Lewinger, who built the school’s athletic program from the bottom of the CHSAA into one of the city’s most respected, may have coached basketball, but he connected with everyone — one of those special people who knew how to walk that fine line between mentor and friend.
He didn’t have any of the health conditions that would have left him vulnerable to COVID-19. It’s a sobering reminder that no one is invulnerable to the pandemic. He is survived by his wife, Maura, and three children.
Lewinger’s family had already lived what felt like a lifetime of anguish, dealing with serious health issues. His twins, Madison and Jack, both beat cancer as young children and are healthy and now thriving. Madison was diagnosed in 2008 with Stage IV Wilms’ tumor, a cancer of the kidney that affects about 500 children in the United States each year. Jack was tested later that summer and a Stage II tumor in his left kidney was found.

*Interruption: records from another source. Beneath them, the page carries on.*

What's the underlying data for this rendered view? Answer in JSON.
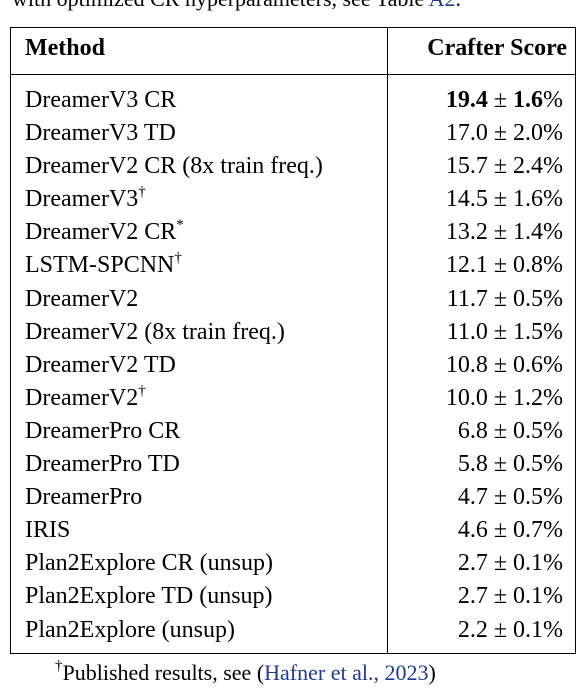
{
  "top_caption": {
    "text": "with optimized CR hyperparameters, see Table ",
    "ref": "A2",
    "end": "."
  },
  "table": {
    "headers": {
      "method": "Method",
      "score": "Crafter Score"
    },
    "rows": [
      {
        "method": "DreamerV3 CR",
        "sup": "",
        "mean": "19.4",
        "pm": " ± ",
        "std": "1.6",
        "unit": "%",
        "best": true
      },
      {
        "method": "DreamerV3 TD",
        "sup": "",
        "mean": "17.0",
        "pm": " ± ",
        "std": "2.0",
        "unit": "%",
        "best": false
      },
      {
        "method": "DreamerV2 CR (8x train freq.)",
        "sup": "",
        "mean": "15.7",
        "pm": " ± ",
        "std": "2.4",
        "unit": "%",
        "best": false
      },
      {
        "method": "DreamerV3",
        "sup": "†",
        "mean": "14.5",
        "pm": " ± ",
        "std": "1.6",
        "unit": "%",
        "best": false
      },
      {
        "method": "DreamerV2 CR",
        "sup": "*",
        "mean": "13.2",
        "pm": " ± ",
        "std": "1.4",
        "unit": "%",
        "best": false
      },
      {
        "method": "LSTM-SPCNN",
        "sup": "†",
        "mean": "12.1",
        "pm": " ± ",
        "std": "0.8",
        "unit": "%",
        "best": false
      },
      {
        "method": "DreamerV2",
        "sup": "",
        "mean": "11.7",
        "pm": " ± ",
        "std": "0.5",
        "unit": "%",
        "best": false
      },
      {
        "method": "DreamerV2 (8x train freq.)",
        "sup": "",
        "mean": "11.0",
        "pm": " ± ",
        "std": "1.5",
        "unit": "%",
        "best": false
      },
      {
        "method": "DreamerV2 TD",
        "sup": "",
        "mean": "10.8",
        "pm": " ± ",
        "std": "0.6",
        "unit": "%",
        "best": false
      },
      {
        "method": "DreamerV2",
        "sup": "†",
        "mean": "10.0",
        "pm": " ± ",
        "std": "1.2",
        "unit": "%",
        "best": false
      },
      {
        "method": "DreamerPro CR",
        "sup": "",
        "mean": "6.8",
        "pm": " ± ",
        "std": "0.5",
        "unit": "%",
        "best": false
      },
      {
        "method": "DreamerPro TD",
        "sup": "",
        "mean": "5.8",
        "pm": " ± ",
        "std": "0.5",
        "unit": "%",
        "best": false
      },
      {
        "method": "DreamerPro",
        "sup": "",
        "mean": "4.7",
        "pm": " ± ",
        "std": "0.5",
        "unit": "%",
        "best": false
      },
      {
        "method": "IRIS",
        "sup": "",
        "mean": "4.6",
        "pm": " ± ",
        "std": "0.7",
        "unit": "%",
        "best": false
      },
      {
        "method": "Plan2Explore CR (unsup)",
        "sup": "",
        "mean": "2.7",
        "pm": " ± ",
        "std": "0.1",
        "unit": "%",
        "best": false
      },
      {
        "method": "Plan2Explore TD (unsup)",
        "sup": "",
        "mean": "2.7",
        "pm": " ± ",
        "std": "0.1",
        "unit": "%",
        "best": false
      },
      {
        "method": "Plan2Explore (unsup)",
        "sup": "",
        "mean": "2.2",
        "pm": " ± ",
        "std": "0.1",
        "unit": "%",
        "best": false
      }
    ]
  },
  "footnote": {
    "mark": "†",
    "text": "Published results, see (",
    "cite": "Hafner et al., 2023",
    "end": ")"
  },
  "colors": {
    "link": "#1f3a93",
    "text": "#000000"
  }
}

Lewinger stepped away from coaching basketball multiple times to focus on their health. He and Maura needed to find the best or next treatment, especially as Madison’s cancer kept coming back. There were days you could see the exhaustion in his eyes, but it never tempered his enthusiasm around the kids.
“You see what he goes through every day and you never see it on his face,” guard Aislinn Shevlin said at the time. “He’s such a pillar of strength for his family, for his team and for the school.”
In February of 2010, when they were 4, both Madison and Jack were well enough to attend one of their dad’s games — a Mary Louis win. Jack was in remission and Madison still needed to wear a mask and gloves to be safe. There was no hugging the players because both were still extremely susceptible to germs due to their weakened immune systems.
Madison relapsed a month later and the team rallied around Lewinger, who was unsure if he would finish the season on the bench. Maura told him to keep going and Mary Louis beat Bishop Ford by one point to reach the CHSAA Brooklyn/Queens championship game.
“She said, ‘You live every day as much as you can,’” Lewinger recalled then. “That’s what we have to do now — live every moment. She said, ‘It could be a nice evening for you.’ ”
It was Lewinger who received a standing ovation from his team in the locker room after the win. He stepped away from coaching for good in 2012.
“We all wanted this for Mr. Lewinger and Madison,” guard Jackie Kresse said following the game. “It was amazing. I just wanted to put a smile on Mr. Lewinger’s face.”
Lewinger, who also served on the Board of Education of the Franklin Square Union Free School District since 2015, spent his life putting smiles on others faces. He had plenty of accomplishments as a coach, winning a Class D New York State Federation championship in 2002 and a Class A crown in 2007, but his greatest accomplishment was the impact he had on the lives of others. It was Lewinger’s positivity and energy that got so many others through their own personal struggles and created bonds far beyond coach and player.
“Aside from my grandpa, he was a second father-figure to me,” former TMLA and St. John’s guard Amanda Burakoski said. “He took me under his wing before I even got to TMLA and made sure that I was always taken care of and looked out for. We argued like a father and daughter would, but forgave each other because we loved each other and knew that nothing would break our bond.”
There was never an ulterior motive with Lewinger, just love and a general concern for the well-being of others. Often you’d be interviewing him on a topic, and he’d end up asking you questions to get to the best answer and outcome for the kids. That’s what it always was about, his kids, Mary Louis’ kids or those in the CHSAA and his school district.
“He changed the lives of every person he came into contact with by giving them the tools to be successful and genuinely believing in them,” said former TMLA forward Maral Javadifar, now an assistant strength and conditioning coach with the Tampa Bay Buccaneers. “He cultivated a culture at TMLA and created a foundation that is everlasting.”